S203: Using the combination of Embedding technology and HNSW algorithm, a data world model is constructed to process unstructured and structured metadata respectively;

S3: Generate ETL data transmission program and code for transmitting source data; specifically, it includes:

S301: applying the algorithm of S2 to pre-process the unstructured metadata and/or structured metadata while retaining the corresponding data source;

S302: Generate a data mapping document, which includes sample SQL codes required for each type of metadata and a description of the use of metadata in the case report form;

S4: Obtain anonymized sample source data;

S5: Search and sort source data categories for each research question;

S6: Manually determine the traceability path;

S7: Generate a data interaction specification form.

2. A method for data source classification, tracing and recommendation of clinical research data according to claim 1, characterized in that: in step S203, the unstructured metadata is structured into an architecture with patient ID, consultation ID, record time, source data name, text content, additional field name and additional field result; other content stored in the hospital data system is retrieved to be linked and sent to the additional field result, and metadata corresponding to the additional content is added to the additional field name to describe the result.

3. According to claim 1, a method for data source classification, tracing and recommendation of clinical research data is characterized in that: in step S203, the structured metadata is structured into the following architecture: patient ID, consultation ID, record time, source data name, specified data field name, specified field result, additional field name, additional field result; for structured data fields, common data fields are used as specified fields, and additional fields cover other data stored in the hospital data system.

4. A method for data source classification, tracing and recommendation of clinical research data according to claim 1, characterized in that: in step S5, each research question in the case report form is traversed, and the N text segments in the sample library that are most relevant to the research question and the data sources corresponding to the text segments are matched using the technology of S202; then the frequency of occurrence of each data source is counted and sorted in descending order according to the frequency, and the top three data sources with the highest evaluation rate are retained as the recommended data sources for the research question;

The research question is the research field in the case report form.

5. A method for data source classification, tracing and recommendation for clinical research data according to claim 4, characterized in that: N is a custom value.

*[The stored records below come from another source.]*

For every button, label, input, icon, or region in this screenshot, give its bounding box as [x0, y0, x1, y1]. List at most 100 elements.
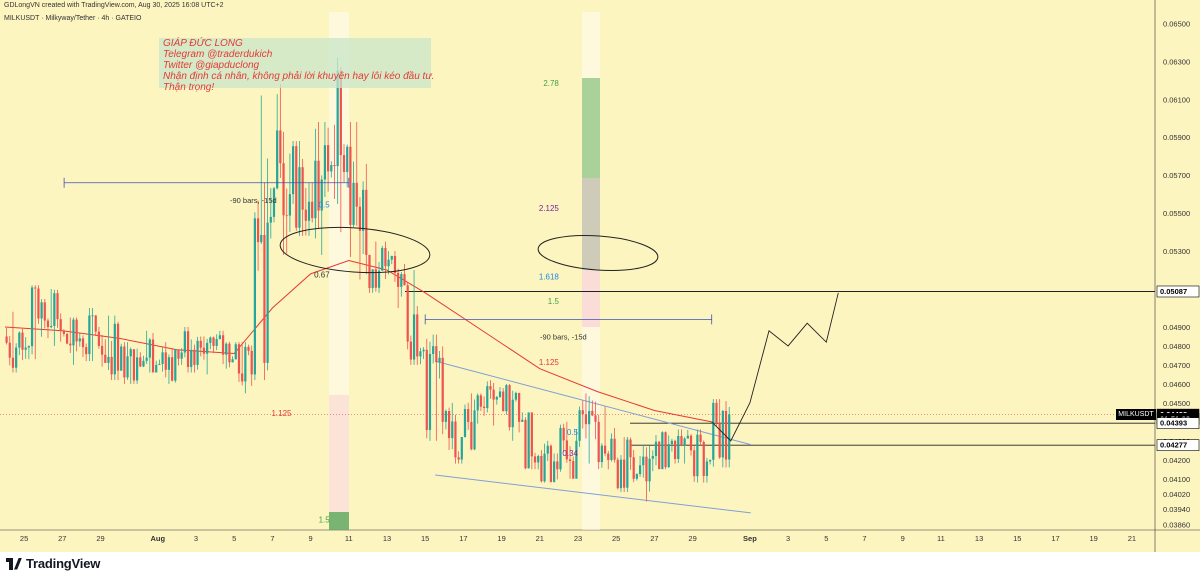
candle-body [381, 248, 384, 271]
candle-body [454, 421, 457, 458]
time-tick-27: 19 [1090, 534, 1098, 543]
candle-body [221, 335, 225, 355]
fib-level-label-9: 0.5 [567, 428, 579, 437]
candle-body [393, 255, 397, 273]
candle-body [635, 474, 639, 479]
candle-body [34, 287, 37, 289]
candle-body [180, 352, 183, 359]
price-tick-0: 0.06500 [1163, 19, 1190, 28]
candle-body [572, 461, 575, 479]
candle-body [696, 434, 699, 477]
candle-body [132, 349, 136, 381]
candle-body [673, 440, 677, 460]
candle-body [145, 357, 148, 361]
candle-body [470, 422, 473, 450]
time-tick-26: 17 [1051, 534, 1059, 543]
time-tick-12: 19 [497, 534, 505, 543]
candle-body [502, 391, 505, 412]
candle-body [202, 347, 206, 354]
candle-body [553, 461, 556, 482]
candle-body [193, 349, 196, 365]
time-tick-3: Aug [151, 534, 166, 543]
candle-body [346, 146, 349, 172]
candle-body [514, 392, 518, 400]
candle-body [355, 182, 358, 207]
candle-body [186, 331, 190, 368]
candle-body [661, 432, 664, 470]
candle-body [167, 357, 171, 370]
candle-body [24, 347, 27, 350]
candle-body [253, 218, 257, 375]
candle-body [377, 270, 381, 288]
highlight-ellipse [279, 226, 431, 274]
fib-level-label-0: 0.67 [314, 271, 330, 280]
candle-body [619, 459, 623, 489]
candle-body [69, 343, 72, 346]
candle-body [686, 435, 689, 439]
candle-body [231, 359, 234, 363]
candle-body [314, 160, 317, 219]
candle-body [97, 331, 101, 346]
author-line-3: Twitter @giapduclong [163, 60, 260, 71]
candle-body [241, 373, 244, 382]
time-tick-4: 3 [194, 534, 198, 543]
channel-line [435, 360, 751, 446]
tradingview-logo[interactable]: TradingView [6, 556, 100, 571]
candle-body [110, 356, 113, 375]
time-tick-6: 7 [270, 534, 274, 543]
candle-body [492, 389, 495, 400]
time-tick-13: 21 [536, 534, 544, 543]
candle-body [638, 465, 642, 475]
candle-body [368, 254, 371, 289]
candle-body [164, 352, 167, 370]
candle-body [94, 315, 97, 332]
candle-body [610, 438, 613, 460]
candle-body [530, 412, 533, 457]
candle-body [358, 206, 362, 231]
candle-body [406, 285, 409, 342]
fib-level-label-10: 0.34 [562, 449, 578, 458]
candle-body [263, 234, 266, 363]
candle-body [645, 456, 648, 482]
candle-body [374, 269, 377, 288]
price-tick-6: 0.05300 [1163, 247, 1190, 256]
price-tick-4: 0.05700 [1163, 171, 1190, 180]
candle-body [116, 323, 120, 371]
fib-zone-right-mid [582, 178, 600, 270]
candle-body [37, 288, 40, 319]
time-tick-17: 29 [688, 534, 696, 543]
candle-body [282, 163, 285, 216]
time-tick-8: 11 [345, 534, 353, 543]
candle-body [11, 357, 15, 368]
candle-body [326, 145, 330, 172]
measure-label-1: -90 bars, -15d [540, 332, 587, 341]
author-note: GIÁP ĐỨC LONG Telegram @traderdukich Twi… [159, 38, 435, 93]
candle-body [78, 338, 81, 342]
candle-body [680, 435, 683, 446]
candle-body [100, 345, 104, 355]
candle-body [498, 391, 502, 397]
candle-body [384, 248, 387, 267]
candle-body [428, 354, 432, 430]
candle-body [654, 441, 658, 456]
candle-body [546, 445, 549, 454]
candle-body [177, 349, 180, 359]
candle-body [648, 458, 651, 482]
candle-body [304, 209, 307, 221]
candle-body [247, 346, 250, 351]
candle-body [65, 333, 69, 344]
candle-body [416, 314, 419, 357]
candle-body [489, 386, 492, 390]
candle-body [543, 453, 546, 482]
author-line-4: Nhận định cá nhân, không phải lời khuyên… [163, 71, 435, 82]
candle-body [441, 357, 444, 422]
fib-level-label-7: 1.5 [548, 297, 560, 306]
candle-body [575, 440, 578, 479]
author-line-5: Thận trọng! [163, 82, 215, 93]
candle-body [444, 411, 448, 422]
candle-body [88, 315, 91, 355]
price-chart[interactable]: 0.06500 0.06300 0.06100 0.05900 0.05700 0.055… [0, 0, 1200, 552]
candle-body [425, 349, 428, 430]
candle-body [603, 445, 607, 454]
candle-body [174, 349, 177, 381]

6. A method for data source classification, tracing and recommendation for clinical research data according to claim 4, characterized in that the value of N is 10.

7. A method for classifying, tracing and recommending data sources for clinical research data according to claim 1, characterized in that: in step S6, a manual review module is provided, and the manual review module is used to review and select the data source related to each research question in the case report form.

8. A method for data source classification, tracing and recommendation of clinical research data according to claim 1, characterized in that: in step S7, the result form in S302 is updated using the data source after manual review in S6 as the final data interaction standard form.

9. A method for data source classification, tracing and recommendation of clinical research data according to claim 1, characterized in that: in step S4, the data mapping document in S302 is desensitized to obtain anonymized sample source data after desensitization.

10. A method for data source classification, tracing and recommendation of clinical research data according to claim 1, characterized in that each metadata has a corresponding data field structure.